The maximum value of $f(x) = \sin (x)$ in the interval $[-\pi / 2, \pi / 2]$ is

Let the function $f: (0, \pi) \rightarrow R$ be defined by $f(\theta) = (\sin \theta + \cos \theta)^2 + (\sin \theta - \cos \theta)^4$. Suppose the function $f$ has a local minimum at $\theta$ precisely when $\theta \in \{\lambda_1 \pi, \dots, \lambda_r \pi\}$,where $0 < \lambda_1 < \dots < \lambda_r < 1$. Then the value of $\lambda_1 + \dots + \lambda_r$ is:

The function $f(x) = x^5 - 5x^4 + 5x^3 - 10$ has a local maximum at $x =$

Find the maximum value of $f(x) = x^3 - 12x^2 + 45x$ in the interval $[0, 7]$.
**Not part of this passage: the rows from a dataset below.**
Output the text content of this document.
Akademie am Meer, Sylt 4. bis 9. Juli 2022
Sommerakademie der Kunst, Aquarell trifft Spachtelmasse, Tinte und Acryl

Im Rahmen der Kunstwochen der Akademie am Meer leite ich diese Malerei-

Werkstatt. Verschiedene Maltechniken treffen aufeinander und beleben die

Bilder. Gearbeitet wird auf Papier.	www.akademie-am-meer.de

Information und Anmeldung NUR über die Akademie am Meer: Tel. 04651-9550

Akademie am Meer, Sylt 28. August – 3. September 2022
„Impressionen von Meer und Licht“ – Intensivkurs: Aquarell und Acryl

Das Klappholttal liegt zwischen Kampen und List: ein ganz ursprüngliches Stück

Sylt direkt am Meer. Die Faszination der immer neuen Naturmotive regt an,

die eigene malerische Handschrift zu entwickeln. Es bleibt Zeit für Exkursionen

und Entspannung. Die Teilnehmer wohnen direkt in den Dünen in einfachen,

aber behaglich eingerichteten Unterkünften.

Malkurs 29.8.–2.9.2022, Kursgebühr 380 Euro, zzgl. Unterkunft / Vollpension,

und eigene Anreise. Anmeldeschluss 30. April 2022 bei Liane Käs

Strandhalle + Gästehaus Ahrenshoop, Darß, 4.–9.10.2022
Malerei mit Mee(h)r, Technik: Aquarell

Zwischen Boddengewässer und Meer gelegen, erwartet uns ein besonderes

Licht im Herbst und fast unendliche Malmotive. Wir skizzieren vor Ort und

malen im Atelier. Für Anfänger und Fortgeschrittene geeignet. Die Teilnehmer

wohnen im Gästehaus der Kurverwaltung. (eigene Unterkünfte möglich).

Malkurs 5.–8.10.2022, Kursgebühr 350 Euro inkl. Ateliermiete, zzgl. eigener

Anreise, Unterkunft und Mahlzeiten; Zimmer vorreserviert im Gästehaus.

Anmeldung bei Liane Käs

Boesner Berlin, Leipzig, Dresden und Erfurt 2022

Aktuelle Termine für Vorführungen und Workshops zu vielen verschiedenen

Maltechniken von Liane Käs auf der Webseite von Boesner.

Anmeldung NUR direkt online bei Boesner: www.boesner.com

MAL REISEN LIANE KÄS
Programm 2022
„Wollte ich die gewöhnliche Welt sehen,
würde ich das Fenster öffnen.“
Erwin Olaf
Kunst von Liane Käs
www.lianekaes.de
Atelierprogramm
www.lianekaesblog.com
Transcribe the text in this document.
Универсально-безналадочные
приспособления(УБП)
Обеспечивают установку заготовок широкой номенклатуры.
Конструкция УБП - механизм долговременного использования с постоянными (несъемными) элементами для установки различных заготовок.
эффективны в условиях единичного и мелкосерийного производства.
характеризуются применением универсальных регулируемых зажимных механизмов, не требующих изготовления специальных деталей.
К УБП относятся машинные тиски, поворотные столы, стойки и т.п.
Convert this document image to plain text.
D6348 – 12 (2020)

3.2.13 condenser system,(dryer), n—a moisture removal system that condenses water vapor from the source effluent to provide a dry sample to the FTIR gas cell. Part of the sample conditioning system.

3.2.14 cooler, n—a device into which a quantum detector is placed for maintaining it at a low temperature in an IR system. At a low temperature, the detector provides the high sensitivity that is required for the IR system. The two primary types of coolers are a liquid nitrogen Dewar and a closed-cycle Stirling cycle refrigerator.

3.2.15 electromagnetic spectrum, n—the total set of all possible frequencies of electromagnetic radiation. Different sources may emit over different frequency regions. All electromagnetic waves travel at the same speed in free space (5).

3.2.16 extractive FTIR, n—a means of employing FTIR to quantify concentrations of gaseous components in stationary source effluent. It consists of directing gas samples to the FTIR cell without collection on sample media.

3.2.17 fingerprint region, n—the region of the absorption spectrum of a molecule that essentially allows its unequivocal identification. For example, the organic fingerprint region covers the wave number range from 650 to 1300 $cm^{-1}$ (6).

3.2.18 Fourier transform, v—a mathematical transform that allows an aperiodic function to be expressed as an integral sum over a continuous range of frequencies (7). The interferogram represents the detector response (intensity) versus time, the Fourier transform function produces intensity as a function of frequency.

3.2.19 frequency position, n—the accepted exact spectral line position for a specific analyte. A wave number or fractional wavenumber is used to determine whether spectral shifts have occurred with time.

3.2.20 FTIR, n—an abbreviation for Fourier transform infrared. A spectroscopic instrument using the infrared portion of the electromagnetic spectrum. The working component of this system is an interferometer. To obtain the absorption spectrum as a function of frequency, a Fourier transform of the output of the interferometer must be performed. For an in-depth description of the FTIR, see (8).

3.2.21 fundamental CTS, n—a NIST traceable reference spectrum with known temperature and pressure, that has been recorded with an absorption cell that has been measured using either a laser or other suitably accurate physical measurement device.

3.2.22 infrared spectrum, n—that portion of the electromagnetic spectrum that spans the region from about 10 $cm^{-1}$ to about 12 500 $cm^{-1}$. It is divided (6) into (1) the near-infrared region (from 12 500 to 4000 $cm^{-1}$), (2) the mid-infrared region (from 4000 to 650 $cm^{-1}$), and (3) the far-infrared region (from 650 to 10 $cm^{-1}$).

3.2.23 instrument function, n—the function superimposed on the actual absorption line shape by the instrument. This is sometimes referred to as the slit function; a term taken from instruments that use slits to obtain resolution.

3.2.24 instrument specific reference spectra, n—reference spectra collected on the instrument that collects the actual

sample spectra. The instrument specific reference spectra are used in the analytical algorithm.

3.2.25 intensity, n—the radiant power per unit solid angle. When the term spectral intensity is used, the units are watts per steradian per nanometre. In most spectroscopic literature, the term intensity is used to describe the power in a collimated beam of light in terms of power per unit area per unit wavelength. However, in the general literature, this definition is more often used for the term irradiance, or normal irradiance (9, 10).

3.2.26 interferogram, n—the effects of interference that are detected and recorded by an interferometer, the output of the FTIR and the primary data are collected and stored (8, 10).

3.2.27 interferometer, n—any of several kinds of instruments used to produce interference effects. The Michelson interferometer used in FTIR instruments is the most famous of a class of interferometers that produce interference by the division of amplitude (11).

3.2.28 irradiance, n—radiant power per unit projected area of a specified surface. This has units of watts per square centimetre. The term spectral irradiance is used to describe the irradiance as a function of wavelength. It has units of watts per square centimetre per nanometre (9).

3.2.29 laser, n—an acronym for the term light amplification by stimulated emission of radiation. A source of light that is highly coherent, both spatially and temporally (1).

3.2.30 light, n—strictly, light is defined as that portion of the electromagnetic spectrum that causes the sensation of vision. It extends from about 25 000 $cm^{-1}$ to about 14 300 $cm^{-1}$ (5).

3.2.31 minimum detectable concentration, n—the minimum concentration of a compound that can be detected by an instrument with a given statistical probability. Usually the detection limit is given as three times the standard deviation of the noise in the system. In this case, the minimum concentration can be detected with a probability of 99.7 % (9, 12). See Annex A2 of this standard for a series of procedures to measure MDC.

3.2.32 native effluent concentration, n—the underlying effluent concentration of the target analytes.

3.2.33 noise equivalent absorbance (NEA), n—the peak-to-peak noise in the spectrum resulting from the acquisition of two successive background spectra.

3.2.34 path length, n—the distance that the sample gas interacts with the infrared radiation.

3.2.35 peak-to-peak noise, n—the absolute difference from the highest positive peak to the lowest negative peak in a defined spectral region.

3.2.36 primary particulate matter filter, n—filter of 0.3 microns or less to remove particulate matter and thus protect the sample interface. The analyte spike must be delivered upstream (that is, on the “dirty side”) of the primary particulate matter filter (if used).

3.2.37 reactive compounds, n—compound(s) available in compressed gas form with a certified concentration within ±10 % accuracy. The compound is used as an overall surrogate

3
Let $\alpha = \sum_{k=1}^{\infty} \sin^{2k}\left(\frac{\pi}{6}\right)$. Let $g:[0,1] \rightarrow \mathbb{R}$ be the function defined by $g(x) = 2^{\alpha x} + 2^{\alpha(1-x)}$. Then,which of the following statements is/are $TRUE$?
$(A)$ The minimum value of $g(x)$ is $2^{7/6}$
$(B)$ The maximum value of $g(x)$ is $1 + 2^{1/3}$
$(C)$ The function $g(x)$ attains its maximum at more than one point
$(D)$ The function $g(x)$ attains its minimum at more than one point

If a running track of $500 \ ft$. is to be laid out enclosing a playground,the shape of which is a rectangle with a semicircle at each end,then the length of the rectangular portion such that the area of the rectangular portion is to be maximum is (in feet).